Auction Algorithm is not converging due to round off error in dell 7820
4 views (last 30 days)
The Question is specifically related to Tracker and Sensor Fussion Toolbox
In trackerGNN, i am using auction algorithm for association. Due to a certain condition the code is stuck in lapAuctionFwdRev.
- I ran code in 3 dell 7820 servers and code gets stuck in lapAuctionFwdRev
- when i ran the code in dell 7910 server and dell m6800, it works fine. (i.e. Auction converges)
Upon investigation i found out that two cost values are approx equal with a difference of 1e-14 thus minRes is 1e-14. In dell 7820, when it tries to break the tie, a NaN stays in rowSoln and colSoln which is not letting the while loop break in lapAuctionFwdRev function thus stuck in infinite loop. when i ran the same condition in anyother dell model, it works fine. It most probably is the rounding off error occuring in findAllMin function (findAllMin function is used inside lapAuctionFwdRev function)
function [minValue,minIndicies] = findAllMin(values)
minValue = min(values);
minIndices = find(values==minValues)
the minIndices are different in dell 7820 as compared to anyother dell model due to round off error.
- How to solve this problem in dell 7820?
- Is this a known issue (auction infinite loop stuck )?
- How to set maxAuction limit from trackerGNN (maxAuction parameter is found inside the lapAuctionFwdRev function which can limit the while loop from runing infinitely)? It is set to inf by default. How to set it to a finite value from tracker Initialization
Kudos to tracker and Sensor fussion toolbox team for such a detailed documentation. Any help will be appreciated
Prashant Arora on 29 Jul 2021
The auction algorithm is indeed suspectible to "price wars" when epsilon is low and cost of assignments are roughly equal. This can result in the algorithm getting stuck for a long time and may be indefinitely stuck due to numerical precision.
You cannot set the maxAuction limit from the tracker. If you would like to continue using auction algorithm, I would suggest you to create a copy of the auction algorithm, make modifications (set maxAuction) and use your modified assignment algorithm with trackerGNN by setting 'Assignment' as 'Custom'.
You can also choose to use other assignment algorithms with trackerGNN such as "Matchpairs", "Munkres" and "Jonker-Volgenant".
More Answers (1)
Walter Roberson on 28 Jul 2021
min() never does rounding. min() of a single parameter uses bit-for-bit comparisons (since the entire array is always the same datatype.)
== between two values of the same datatype always uses bit-for-bit comparisons. The output of min() over a single numeric parameter is always going to be the same datatype as the parameter was, and then you are comparing that bit-for-bit identical copy of the minima that is stored in minValue against the values in the original array.
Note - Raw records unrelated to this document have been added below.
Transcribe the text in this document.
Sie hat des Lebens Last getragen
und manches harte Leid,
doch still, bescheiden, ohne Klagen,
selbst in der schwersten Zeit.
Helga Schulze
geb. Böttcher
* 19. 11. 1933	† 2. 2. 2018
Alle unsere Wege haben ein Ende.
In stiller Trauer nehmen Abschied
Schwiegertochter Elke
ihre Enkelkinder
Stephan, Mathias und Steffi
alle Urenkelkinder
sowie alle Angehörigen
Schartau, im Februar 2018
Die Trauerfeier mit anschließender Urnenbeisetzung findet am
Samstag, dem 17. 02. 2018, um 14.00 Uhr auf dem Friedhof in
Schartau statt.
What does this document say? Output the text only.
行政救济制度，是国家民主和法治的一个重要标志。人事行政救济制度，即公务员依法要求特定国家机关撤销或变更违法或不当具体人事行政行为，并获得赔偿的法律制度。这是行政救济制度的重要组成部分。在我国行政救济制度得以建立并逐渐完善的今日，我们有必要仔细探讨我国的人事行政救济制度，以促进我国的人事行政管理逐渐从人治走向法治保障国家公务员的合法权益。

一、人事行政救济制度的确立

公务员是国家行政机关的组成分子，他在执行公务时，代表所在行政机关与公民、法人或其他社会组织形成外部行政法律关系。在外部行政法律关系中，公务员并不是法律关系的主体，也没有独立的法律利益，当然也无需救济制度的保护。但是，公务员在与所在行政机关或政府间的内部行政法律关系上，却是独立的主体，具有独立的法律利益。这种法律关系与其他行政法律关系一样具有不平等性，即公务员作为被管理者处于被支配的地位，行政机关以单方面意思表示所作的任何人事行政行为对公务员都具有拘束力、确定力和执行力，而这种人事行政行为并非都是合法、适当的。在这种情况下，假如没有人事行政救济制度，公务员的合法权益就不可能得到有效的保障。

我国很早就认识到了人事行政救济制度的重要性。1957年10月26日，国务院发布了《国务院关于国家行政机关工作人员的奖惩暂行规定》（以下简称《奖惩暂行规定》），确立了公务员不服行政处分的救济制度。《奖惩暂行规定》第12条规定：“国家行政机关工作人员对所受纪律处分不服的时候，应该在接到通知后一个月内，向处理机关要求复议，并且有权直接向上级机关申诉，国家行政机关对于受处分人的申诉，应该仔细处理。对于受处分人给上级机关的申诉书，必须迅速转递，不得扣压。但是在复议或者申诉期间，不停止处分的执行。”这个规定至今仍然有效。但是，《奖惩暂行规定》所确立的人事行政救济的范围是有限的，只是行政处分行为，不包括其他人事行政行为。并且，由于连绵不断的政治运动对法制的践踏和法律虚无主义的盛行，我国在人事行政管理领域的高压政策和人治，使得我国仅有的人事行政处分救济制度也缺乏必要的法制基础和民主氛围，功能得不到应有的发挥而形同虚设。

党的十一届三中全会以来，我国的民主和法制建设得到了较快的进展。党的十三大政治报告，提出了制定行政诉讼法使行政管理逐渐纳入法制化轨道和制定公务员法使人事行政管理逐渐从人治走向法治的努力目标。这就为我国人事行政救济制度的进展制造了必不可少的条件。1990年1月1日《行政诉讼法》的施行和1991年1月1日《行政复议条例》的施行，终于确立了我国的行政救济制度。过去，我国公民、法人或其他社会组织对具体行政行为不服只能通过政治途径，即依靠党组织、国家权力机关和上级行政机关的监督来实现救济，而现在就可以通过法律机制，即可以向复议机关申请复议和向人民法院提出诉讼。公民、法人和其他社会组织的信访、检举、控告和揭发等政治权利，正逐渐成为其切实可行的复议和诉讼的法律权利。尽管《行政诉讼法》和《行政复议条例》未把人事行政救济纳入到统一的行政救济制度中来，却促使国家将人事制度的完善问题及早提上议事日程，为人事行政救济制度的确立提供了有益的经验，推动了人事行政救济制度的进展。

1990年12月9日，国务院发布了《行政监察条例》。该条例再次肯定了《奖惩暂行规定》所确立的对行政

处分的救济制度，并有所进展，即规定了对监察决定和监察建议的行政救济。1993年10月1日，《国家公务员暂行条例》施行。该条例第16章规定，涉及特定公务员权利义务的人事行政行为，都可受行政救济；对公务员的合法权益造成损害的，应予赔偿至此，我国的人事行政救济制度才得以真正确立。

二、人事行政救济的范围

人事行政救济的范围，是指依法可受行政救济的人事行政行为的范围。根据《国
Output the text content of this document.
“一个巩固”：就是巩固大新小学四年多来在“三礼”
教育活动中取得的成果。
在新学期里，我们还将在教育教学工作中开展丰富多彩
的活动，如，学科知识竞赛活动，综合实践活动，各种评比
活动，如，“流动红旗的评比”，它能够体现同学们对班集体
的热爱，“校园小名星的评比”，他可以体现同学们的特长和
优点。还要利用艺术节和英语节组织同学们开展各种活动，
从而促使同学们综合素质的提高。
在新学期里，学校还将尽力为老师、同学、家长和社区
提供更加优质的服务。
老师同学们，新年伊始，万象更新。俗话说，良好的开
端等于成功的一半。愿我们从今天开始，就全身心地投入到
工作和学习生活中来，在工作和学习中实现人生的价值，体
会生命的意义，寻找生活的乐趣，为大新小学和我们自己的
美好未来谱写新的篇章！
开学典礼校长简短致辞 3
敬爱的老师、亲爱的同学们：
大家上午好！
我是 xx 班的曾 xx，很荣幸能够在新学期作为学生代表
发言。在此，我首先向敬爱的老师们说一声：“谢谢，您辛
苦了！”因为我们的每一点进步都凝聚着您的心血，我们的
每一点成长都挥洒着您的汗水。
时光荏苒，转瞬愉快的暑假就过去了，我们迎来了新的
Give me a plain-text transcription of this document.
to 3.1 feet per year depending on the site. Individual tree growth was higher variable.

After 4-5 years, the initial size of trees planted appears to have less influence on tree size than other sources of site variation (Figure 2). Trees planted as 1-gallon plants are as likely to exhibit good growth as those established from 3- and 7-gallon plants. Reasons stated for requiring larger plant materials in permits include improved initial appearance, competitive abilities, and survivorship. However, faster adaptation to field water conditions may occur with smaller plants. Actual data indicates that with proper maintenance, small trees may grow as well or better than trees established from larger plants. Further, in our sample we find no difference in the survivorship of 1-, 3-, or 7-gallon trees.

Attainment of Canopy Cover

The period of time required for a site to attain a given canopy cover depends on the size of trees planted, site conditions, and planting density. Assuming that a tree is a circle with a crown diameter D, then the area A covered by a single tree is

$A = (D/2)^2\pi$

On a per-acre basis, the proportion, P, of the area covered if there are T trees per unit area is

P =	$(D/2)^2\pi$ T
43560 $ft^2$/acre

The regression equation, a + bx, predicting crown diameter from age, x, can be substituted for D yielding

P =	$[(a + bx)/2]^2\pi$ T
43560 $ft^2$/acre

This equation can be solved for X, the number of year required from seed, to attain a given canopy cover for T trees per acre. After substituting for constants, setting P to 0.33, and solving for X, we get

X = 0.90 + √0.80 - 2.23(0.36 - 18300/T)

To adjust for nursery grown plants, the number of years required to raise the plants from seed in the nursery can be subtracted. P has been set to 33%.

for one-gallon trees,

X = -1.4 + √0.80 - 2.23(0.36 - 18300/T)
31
Except in the case where the array is all nan, the == in that situation is guaranteed to match at least one value. (When the entire array is nan, the output of min() is not guaranteed to be bitwise identical to any of the input nan values.)
Therefore, the problem is not in findAllMin()
However, the challenge could be in the values that are passed to findAllMin(). Different processors have different instruction sets and different cache behaviors, so it is expected that the exact results of numeric computation might be different on different processors.
The 7820 appears to have "One or Two Intel Xeon Scalable Processor family CPUs (1st and 2nd generation)with up to 28 cores per processor". However, current online purchasing options for it include Intel Xeon Bronze 3204, Intel Xeon Silver 4208, Intel Xeon Silver 4214R, Intel Xeon Gold 5222
The 7910 has "Single or dual Intel® Xeon® processor E5-2600 v4" . Unfortunately the 7910 does not appear to be sold anymore so I cannot list specific CPUs.
The m6800 has "4th Generation Intel® Core™ i5 and i7 processor options up to Intel Core i7 Extreme Edition"
When I compare the Xenon processors, it looks to me as if there are differences in the number of cores, in the efficiency, and in the amount of cache available per core, but I do not notice any differences in available instruction sets (I might have overlooked something.) However, differences in the amount of cache can lead to differences in computed result, as the calculations can end up getting blocked differently.
At the moment I have no ideas as to why you might be getting nans; I am not familiar with the algorithms being used. But I do know that differences are to be expected. I would tend to only expect a difference to result in a nan if you were working with calculations that are numerically unstable.